Esse volume inclui desde granéis agrícolas — soja e milho respondem por cerca de metade da carga — até contêineres e insumos industriais, que dependem da navegação fluvial para conexão com o restante do país. É nesse corredor que a Combitrans concentra sua operação, na hidrovia Solimões–Amazonas, considerada o principal eixo logístico da região.

Integração rodo-fluvial

O modelo da empresa combina navegação fluvial com distribuição rodoviária, eliminando o embarque de caminhões nas balsas e priorizando o transporte direto da carga. A companhia opera cerca de 20 embarcações, com capacidade total próxima de 65 mil toneladas.

A proposta busca aumentar a taxa de ocupação e reduzir custos logísticos, além de mitigar riscos associados às rodovias da região Norte. Segundo a empresa, a operação pode reduzir em até 50% as emissões de carbono em determinadas rotas.

O movimento acompanha uma tendência mais ampla de embarcadores que buscam alternativas ao transporte rodoviário puro, pressionado por custos de combustível e limitações de infraestrutura.

Nova geração de balsas

No eixo de investimentos, a Combitrans desenvolve uma nova geração de balsas com foco em desempenho e eficiência energética. O projeto mais avançado prevê embarcações com casco mais hidrodinâmico, capazes de reduzir o tempo de viagem entre Manaus e Belém de sete para quatro dias.

O diferencial está na adoção de sistemas híbridos de propulsão, com integração de energia solar às embarcações, além do uso de biodiesel e estudos para motorização mais eficiente. Em uma etapa posterior, a empresa avalia modelos com maior autonomia operacional, reduzindo a dependência de empurradores.
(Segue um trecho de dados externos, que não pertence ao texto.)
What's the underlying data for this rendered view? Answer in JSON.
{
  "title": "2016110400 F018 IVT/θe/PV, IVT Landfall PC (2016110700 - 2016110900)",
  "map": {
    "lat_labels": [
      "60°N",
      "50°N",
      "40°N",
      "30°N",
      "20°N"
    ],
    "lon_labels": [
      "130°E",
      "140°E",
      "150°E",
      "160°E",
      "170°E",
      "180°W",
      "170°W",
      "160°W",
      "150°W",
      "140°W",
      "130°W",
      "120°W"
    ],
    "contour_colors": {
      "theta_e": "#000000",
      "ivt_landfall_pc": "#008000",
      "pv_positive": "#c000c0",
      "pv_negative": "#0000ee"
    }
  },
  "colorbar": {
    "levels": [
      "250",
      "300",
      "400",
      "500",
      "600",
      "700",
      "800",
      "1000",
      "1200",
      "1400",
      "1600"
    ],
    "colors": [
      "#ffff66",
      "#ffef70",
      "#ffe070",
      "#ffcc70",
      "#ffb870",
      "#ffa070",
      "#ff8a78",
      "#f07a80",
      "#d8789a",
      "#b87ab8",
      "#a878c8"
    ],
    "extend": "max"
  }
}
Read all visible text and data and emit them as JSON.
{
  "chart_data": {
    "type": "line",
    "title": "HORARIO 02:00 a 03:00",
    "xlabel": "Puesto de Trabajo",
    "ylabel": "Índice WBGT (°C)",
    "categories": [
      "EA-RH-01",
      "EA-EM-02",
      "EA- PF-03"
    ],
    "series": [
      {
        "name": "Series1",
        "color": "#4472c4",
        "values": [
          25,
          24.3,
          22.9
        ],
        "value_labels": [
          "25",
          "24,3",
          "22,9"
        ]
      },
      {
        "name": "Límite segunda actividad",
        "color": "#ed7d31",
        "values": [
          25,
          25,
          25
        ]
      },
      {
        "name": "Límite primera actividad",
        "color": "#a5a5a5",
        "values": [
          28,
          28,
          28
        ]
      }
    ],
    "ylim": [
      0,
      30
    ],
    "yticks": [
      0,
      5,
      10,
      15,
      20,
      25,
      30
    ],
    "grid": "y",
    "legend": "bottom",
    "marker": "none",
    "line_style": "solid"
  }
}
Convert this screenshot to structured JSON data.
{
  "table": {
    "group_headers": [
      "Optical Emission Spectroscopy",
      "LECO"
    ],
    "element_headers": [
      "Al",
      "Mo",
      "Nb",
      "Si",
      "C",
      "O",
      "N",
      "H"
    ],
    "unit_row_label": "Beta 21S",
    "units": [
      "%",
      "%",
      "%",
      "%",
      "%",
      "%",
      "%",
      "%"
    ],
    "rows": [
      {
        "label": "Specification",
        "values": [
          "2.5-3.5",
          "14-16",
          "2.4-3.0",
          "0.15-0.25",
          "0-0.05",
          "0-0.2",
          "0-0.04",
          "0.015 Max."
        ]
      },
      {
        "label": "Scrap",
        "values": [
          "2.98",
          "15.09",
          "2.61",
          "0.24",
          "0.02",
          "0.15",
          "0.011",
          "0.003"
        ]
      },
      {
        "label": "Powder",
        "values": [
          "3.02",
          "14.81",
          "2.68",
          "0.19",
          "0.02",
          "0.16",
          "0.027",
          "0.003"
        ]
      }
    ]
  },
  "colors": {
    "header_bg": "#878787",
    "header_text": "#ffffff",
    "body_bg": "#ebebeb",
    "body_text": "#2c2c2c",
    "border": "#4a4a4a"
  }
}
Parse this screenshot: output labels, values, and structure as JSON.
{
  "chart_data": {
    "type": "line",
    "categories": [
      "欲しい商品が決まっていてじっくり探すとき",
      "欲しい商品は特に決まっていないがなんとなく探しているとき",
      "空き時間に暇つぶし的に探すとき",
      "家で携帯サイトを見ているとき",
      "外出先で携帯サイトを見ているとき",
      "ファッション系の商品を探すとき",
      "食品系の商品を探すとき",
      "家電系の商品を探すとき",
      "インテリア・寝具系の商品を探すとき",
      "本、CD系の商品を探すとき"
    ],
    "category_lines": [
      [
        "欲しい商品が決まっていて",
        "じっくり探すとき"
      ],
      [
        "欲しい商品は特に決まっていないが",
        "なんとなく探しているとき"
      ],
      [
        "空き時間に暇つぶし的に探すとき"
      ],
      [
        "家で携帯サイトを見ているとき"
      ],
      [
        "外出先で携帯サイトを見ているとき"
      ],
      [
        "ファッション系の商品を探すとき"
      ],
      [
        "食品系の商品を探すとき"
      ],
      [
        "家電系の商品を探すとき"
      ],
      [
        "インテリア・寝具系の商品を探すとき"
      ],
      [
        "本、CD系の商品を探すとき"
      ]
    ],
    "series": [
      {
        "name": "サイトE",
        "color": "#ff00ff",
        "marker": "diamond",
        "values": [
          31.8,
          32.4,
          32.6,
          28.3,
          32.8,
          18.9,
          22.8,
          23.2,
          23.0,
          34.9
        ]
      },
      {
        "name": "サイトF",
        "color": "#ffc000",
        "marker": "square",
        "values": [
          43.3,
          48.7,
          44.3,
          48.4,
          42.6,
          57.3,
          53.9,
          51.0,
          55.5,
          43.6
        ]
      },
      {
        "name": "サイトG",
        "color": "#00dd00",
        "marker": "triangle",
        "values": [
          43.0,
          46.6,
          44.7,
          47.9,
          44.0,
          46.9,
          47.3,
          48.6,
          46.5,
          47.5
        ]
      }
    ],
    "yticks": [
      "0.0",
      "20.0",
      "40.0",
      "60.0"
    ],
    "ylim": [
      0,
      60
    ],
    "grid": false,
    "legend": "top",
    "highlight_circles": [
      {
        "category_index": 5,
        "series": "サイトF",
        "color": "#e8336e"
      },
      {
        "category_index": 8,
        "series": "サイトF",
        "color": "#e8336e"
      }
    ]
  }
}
A iniciativa acompanha a pressão por descarbonização na logística e reforça o papel do transporte fluvial como alternativa de menor intensidade de carbono, especialmente em rotas de longa distância.

Armazenagem e expansão geográfica

A estratégia inclui ainda a ampliação da infraestrutura de armazenagem. Hoje concentrada em Manaus e Belém — onde a empresa opera armazéns, inclusive alfandegados —, a rede deve avançar para as regiões Sudeste e Sul.

O objetivo é estruturar hubs logísticos integrados, ampliando o controle sobre a cadeia e oferecendo soluções completas de coleta, armazenagem e distribuição.

No médio prazo, a empresa planeja avançar para operações internacionais, com foco no Mercosul, combinando transporte rodoviário e fluvial.

Reconfiguração logística

A expansão da Combitrans ocorre em um momento de reconfiguração das cadeias logísticas no Brasil, impulsionada por fatores como custo do diesel, exigências ambientais e necessidade de maior previsibilidade operacional.

Nesse cenário, as hidrovias do Norte ganham relevância não apenas pelo volume transportado, mas pela capacidade de reduzir custos e emissões em rotas de longa distância. Ao investir em integração de modais, engenharia e eficiência energética, a empresa tenta capturar essa demanda e ampliar sua atuação além da base industrial que originou o negócio.